As typhoon Ulysses left a destructive path along parts of Luzon and Metro Manila, a familiar name — Project NOAH — re-surfaced the interwebs and even trended in Philippine social media.

project noah logo - Why We Don’t Need Project NOAH Anymore?

What is Project NOAH?

An acronym for the Nationwide Operational Assessment of Hazard (NOAH), the project was publicly launched in July 2012 by then President Benigno Simeon Aquino III as a response to the call for a more accurate, integrated, and responsive disaster prevention and mitigation system (post typhoon Sendong of December 2011). Under the direct supervision and authority of the Department of Science and Technology (DOST), Project NOAH had eight (08) major components:

  1. Distribution of Hydrometeorological Devices in hard-hit areas in the Philippines (Hydromet)
  2. Disaster Risk Exposure Assessment for Mitigation – Light Detection and Ranging (DREAM-LIDAR) Project
  3. Enhancing Geohazards Mapping through LIDAR
  4. Coastal Hazards and Storm Surge Assessment and Mitigation (CHASSAM)
  5. Flood Information Network (FloodNET) Project
  6. Local Development of Doppler Radar Systems (LaDDeRS)
  7. Landslide Sensors Development Project
  8. Weather Hazard Information Project (WHIP)

On October 2012, the DOST together with Smart Communications launched the mobile application of Project NOAH, which was originally prototyped as an HTML5 webapp.

After receiving various awards both locally and abroad, the effectiveness of the project’s real-time weather data and hazard maps — both part of the “flagship disaster prevention and mitigation program” of the Philippines — is something that all Filipinos cannot ignore.

On January 2017, the current administration decided to pull the plug of Project NOAH — leaving its team a tenure of up to February 2017 only. 

But fret not, it may also be worth noting that as early as 2015 (still during the reign of President BS Aquino), the scientists and staff working under Project NOAH were made aware by DOST officials that they no longer have funds for the project. In addition, it was around February 2017 when the PAGASA (Philippine Atmospheric Geophysical and Astronomical Services Administration) received two (02) doppler radars from the Japan International Cooperation Agency (JICA), boosting their weather prediction capabilities to another level.

What Happened to Project NOAH?

The “sudden” defunding of Project NOAH in 2017 received mix reactions from Filipinos. To some, it is a proof that the current administration do not value the contributions of the project (and the people behind it) to mitigate upcoming natural calamities and disasters.

Little did many know, with just days before it gets shutdown on 28 February 2017, the University of the Philippines “adopted” Project NOAH to operate beyond DOST’s funding.

On June 2017, the UP Resilience Institute was relaunched with what is known now as the UP NOAH Center [https://center.noah.up.edu.ph/] and the Project NOAH webapp is still online via http://noah.up.edu.ph/. 

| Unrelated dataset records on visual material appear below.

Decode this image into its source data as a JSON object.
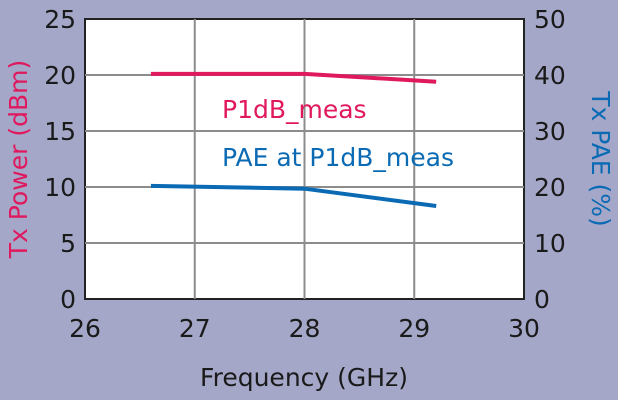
{
  "chart_data": {
    "type": "line",
    "xlabel": "Frequency (GHz)",
    "ylabel_left": "Tx Power (dBm)",
    "ylabel_right": "Tx PAE (%)",
    "xlim": [
      26,
      30
    ],
    "ylim_left": [
      0,
      25
    ],
    "ylim_right": [
      0,
      50
    ],
    "x_ticks": [
      26,
      27,
      28,
      29,
      30
    ],
    "y_left_ticks": [
      0,
      5,
      10,
      15,
      20,
      25
    ],
    "y_right_ticks": [
      0,
      10,
      20,
      30,
      40,
      50
    ],
    "grid": true,
    "series": [
      {
        "name": "P1dB_meas",
        "axis": "left",
        "color": "#e0185e",
        "x": [
          26.6,
          28.0,
          29.2
        ],
        "y": [
          20.1,
          20.1,
          19.4
        ]
      },
      {
        "name": "PAE at P1dB_meas",
        "axis": "right",
        "color": "#0a6ab4",
        "x": [
          26.6,
          28.0,
          29.2
        ],
        "y": [
          20.2,
          19.7,
          16.6
        ]
      }
    ]
  }
}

Do not compare the former Project NOAH to the present-day PAGASA or even the National Disaster Risk Reduction and Management Council (NDRRMC).

In fairness on how the PAGASA predicts our weather now, as an AvGeek, I am well contented and happy. PAGASA’s weather forecasting has indeed improved over these past few years. With highly skilled and competent meteorologists coupled with modern equipment, the weather agency can now give heavy rainfall, thunderstorms, and even lightning warnings within the span of one (01) to two (02) hours — plus, they are also active on social media.

There is also a bill in the Philippine Congress for the creation of the Department of Disaster Resilience, which will soon be responsible for leading, organizing, and managing national effort to reduce disaster risk, prepare for and respond to disasters. As of September 2020, this bill has been approved on the third and final reading.

Project NOAH has served its purpose under the DOST. For one, projects are not meant to run forever. Project NOAH has moved on. We should, too.